Genugtuung bereitet die aktuelle Situation natürlich auch Hummels selbst. "Es ist der nächste Traum, der in Erfüllung gegangen ist", gab er nach dem Frankreich-Spiel zu Protokoll. "Es ist unglaublich, was hier bei der WM alles klappt." Hummels hat inzwischen nicht nur seinen Stammplatz wieder, auch sein Standing im Nationalteam ist mittlerweile ein gänzlich anderes als noch vor einigen Monaten. Er hat lange darauf warten müssen.

Und diese Entwicklung war nicht unbedingt vorgezeichnet - der ehemalige Pressesprecher der Nationalmannschaft, Harald Stenger, hatte im vergangenen Herbst sogar die WM-Teilnahme des BVB-Innenverteidigers in Frage gestellt.

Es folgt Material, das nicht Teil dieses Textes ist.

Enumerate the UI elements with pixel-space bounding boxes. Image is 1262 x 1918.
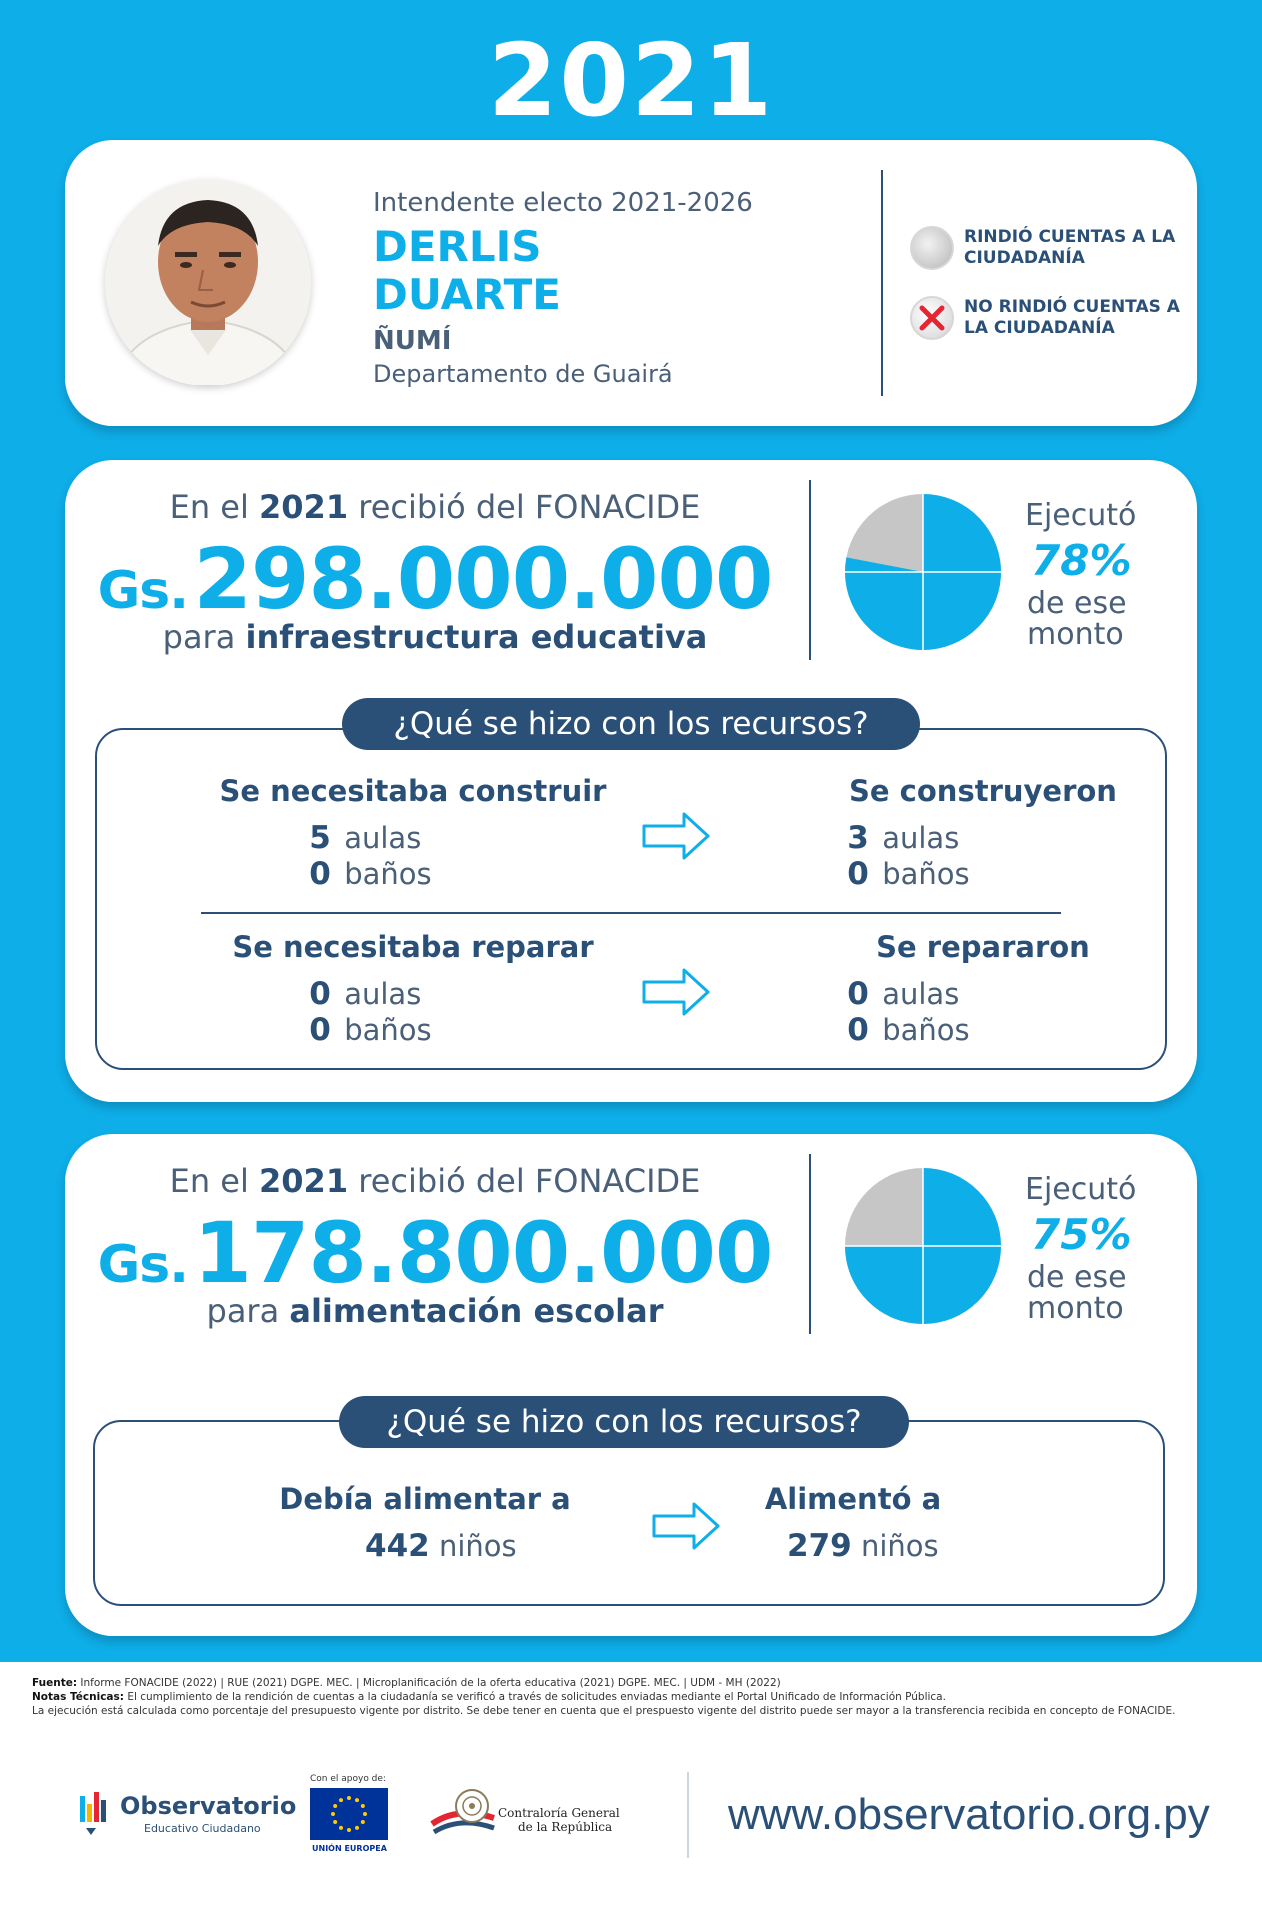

Mittlerweile aber scheint es undenkbar, dass Hummels im DFB-Team außen vor gelassen wird. Spätestens im Spiel gegen Frankreich wurde deutlich, wie wichtig er für die deutsche Defensive ist - nicht nur aufgrund seiner spektakulären Rettungsaktionen oder seiner Kopfballstärke. Der Abwehrmann strahlte eine Ruhe aus, von der auch die Nebenmänner profitieren. Zwei immens wichtige Tore im bisherigen Turnierverlauf taten ihr Übriges.

Im Laufe der WM in Brasilien hat er sich zur echten Führungspersönlichkeit entwickelt - und damit jenen Status erreicht, den Löw ihm vor nicht allzu langer Zeit noch absprechen wollte. So wird der 25-Jährige es auch gut verkraften können, dass er im Nationaldress auf lange und risikoreiche Bälle verzichten muss.